- Born: Lydia Stirling March 10, 1981 (age 45) St. John's, Newfoundland and Labrador, Canada
- Education: University of San Diego
- Occupation: Entrepreneur • author • television personality
- Years active: 2009–present
- Television: The Real Housewives of Orange County
- Spouse: Doug McLaughlin ​(m. 2006)​
- Children: 3
- Relatives: Geoff Stirling (grandfather)
- Website: oclydia.com

= Lydia McLaughlin =

Canadian entrepreneur

Lydia McLaughlin (née Stirling; born March 10, 1981) is a Canadian-born American magazine editor, author, television personality, blogger, and entrepreneur based in Orange County, California. McLaughlin is best known for appearing on the Bravo reality show The Real Housewives of Orange County, starring in seasons 8 and 12. She was previously the managing editor of Beverly Hills Lifestyle Magazine from 2009 to 2016. In 2016, she co-founded the lifestyle magazine, Nobleman, with her husband, Doug.

She is the granddaughter of Canadian businessman Geoff Stirling, founder of Stirling Communications International.

==Early life==
Lydia McLaughlin was born on March 10, 1981, in St. John's, Newfoundland and Labrador, to father Scott Stirling, and mother Judith "Judy" Stirling (née Young; 1948–2024). She has two brothers, Geoff Jr. (1979–2025) and Jesse. She and her family practice catholicism. Her family owns Stirling Communications International which oversees the CJON-DT television network in St. John's, Newfoundland and Labrador.

She graduated from the University of San Diego in 2003, where she was the Chapman of the Alpha Phi sorority.

==Career==
===2009–present: Beverly Hills Lifestyle and Nobleman Magazine===
In 2009, Lydia's husband Doug founded the luxury lifestyle magazine, Beverly Hills Lifestyle Magazine. The magazine included celebrity editorials, luxury lifestyles, fashion, food & drink, and travel sections. In 2016, the magazine was sold to restaurateur Lisa Vanderpump. The following year, Lydia and Doug announced the launch of their new magazine, Nobleman Magazine. Similar to Beverly Hills Lifestyle, Nobleman features editorial pieces on celebrities, design, film, travel, eat and drink, vip events, and real estate.

===2013; 2017: Reality television===
In April 2013, McLaughlin was announced as the newest addition to The Real Housewives of Orange County and would be joining for the eighth season. In November, McLaughlin announced her departure from the show, stating, "I want to build my brand outside of the Housewives -- I've always been really honest with the producers about that. I knew that while I was filming it that I probably wasn't going to be doing it again." In February 2017, People Magazine reported that McLaughlin would be returning to the series for its twelfth season. On February 9, 2018, McLaughlin uploaded a blog entry to her website announcing a second departure from the show.

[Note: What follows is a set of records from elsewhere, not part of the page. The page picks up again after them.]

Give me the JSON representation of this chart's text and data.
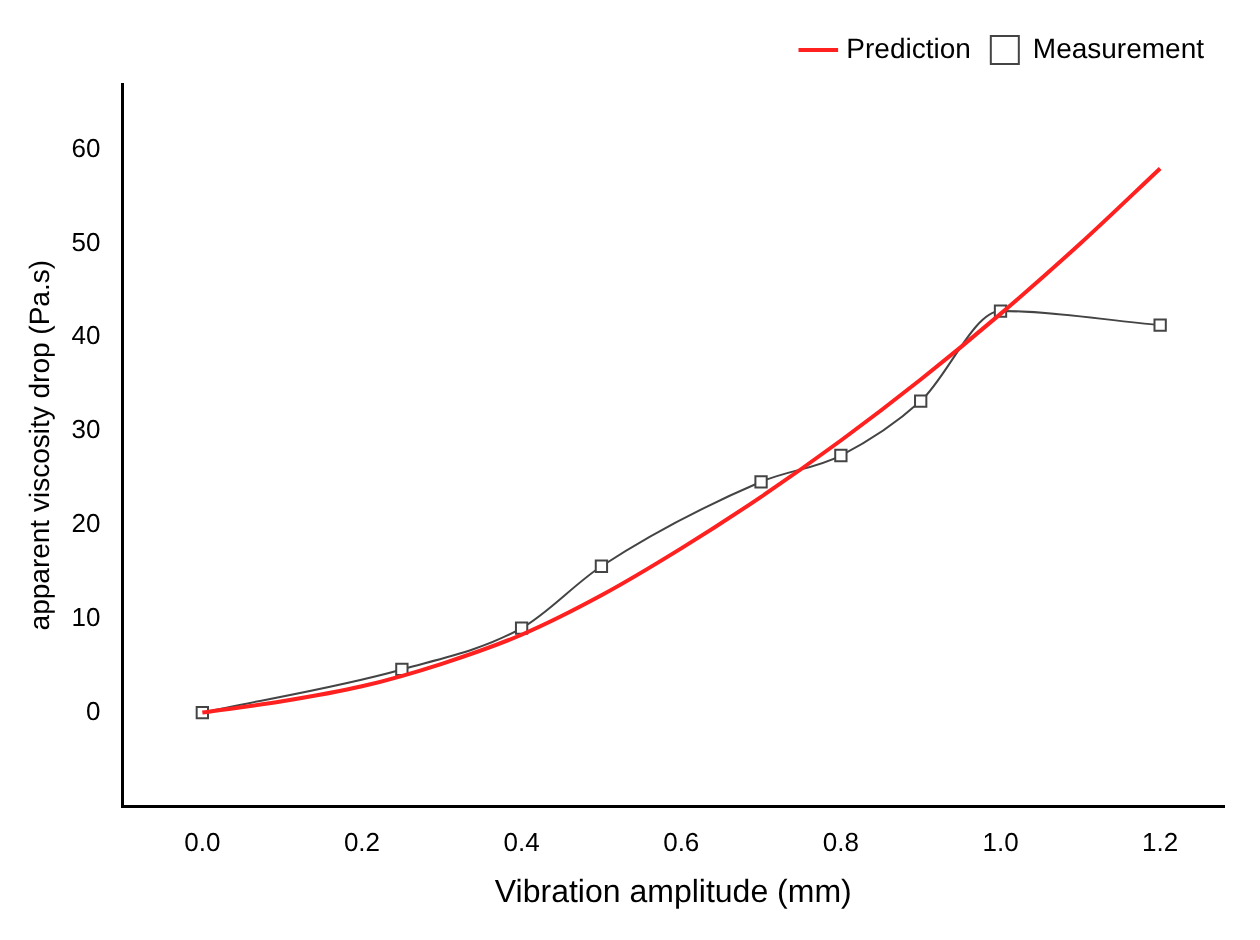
{
  "chart_data": {
    "type": "line",
    "xlabel": "Vibration amplitude (mm)",
    "ylabel": "apparent viscosity drop (Pa.s)",
    "xlim": [
      -0.1,
      1.28
    ],
    "xticks": [
      {
        "value": 0,
        "label": "0.0"
      },
      0.2,
      0.4,
      0.6,
      0.8,
      {
        "value": 1,
        "label": "1.0"
      },
      1.2
    ],
    "ylim": [
      -10,
      67
    ],
    "yticks": [
      0,
      10,
      20,
      30,
      40,
      50,
      60
    ],
    "grid": false,
    "legend": "top right",
    "series": [
      {
        "name": "Prediction",
        "color": "#ff2020",
        "marker": "none",
        "x": [
          0,
          0.1,
          0.2,
          0.3,
          0.4,
          0.5,
          0.6,
          0.7,
          0.8,
          0.9,
          1.0,
          1.1,
          1.2
        ],
        "values": [
          0,
          1.2,
          2.8,
          5.2,
          8.3,
          12.5,
          17.5,
          23,
          29,
          35.5,
          42.5,
          50,
          58
        ]
      },
      {
        "name": "Measurement",
        "color": "#444444",
        "marker": "square",
        "x": [
          0,
          0.25,
          0.4,
          0.5,
          0.7,
          0.8,
          0.9,
          1.0,
          1.2
        ],
        "values": [
          0,
          4.6,
          9,
          15.6,
          24.6,
          27.4,
          33.2,
          42.8,
          41.3
        ]
      }
    ]
  }
}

===2023–present: Noble Wine & Dine Experience===
In 2023, Lydia and Doug McLaughlin launched their wine business and wine tasting event, entitled Noble Wine & Dine. The V.I.P. food and wine event invites people to The Resort at Pecan Hill in Newport Beach, California, to sample wines from upscale restaurants such as Nobu, Valle, Poppy & Seed, Bello, Montage Laguna Beach and others.

== Bibliography ==
- McLaughlin, Lydia (April 14, 2015) Beyond Orange County: A Housewives Guide to Faith and Happiness. Worthy Books. (ISBN 978-1617954238)
- McLaughlin, Lydia (January 1, 2022) Freedom Through Faith a 6 Week Bible Study. Skylab Media Group. (ISBN 979-8218067212)
- McLaughlin, Lydia (April 4, 2023) JoyFull: 365 Daily Devotions for Women. BroadStreet Publishing Group LLC. (ISBN 978-1424564736)

==Personal life==
Lydia married entrepreneur Doug McLaughlin on April 30, 2006. Together they have three sons, Stirling McLaughlin (b. 2009), Maverick McLaughlin (b. 2011), and Roman McLaughlin (b. 2014). They reside in Laguna Hills, California.

She is a devout Christian who actively teaches women's bible study as she has for the past 20 years.

On April 17, 2025, six months after the loss of her mother, Judy, McLaughlin's eldest brother, Geoffrey Stirling Jr., was fatally shot by Newport Beach police during a traffic stop, which she described it as an "unimaginable loss."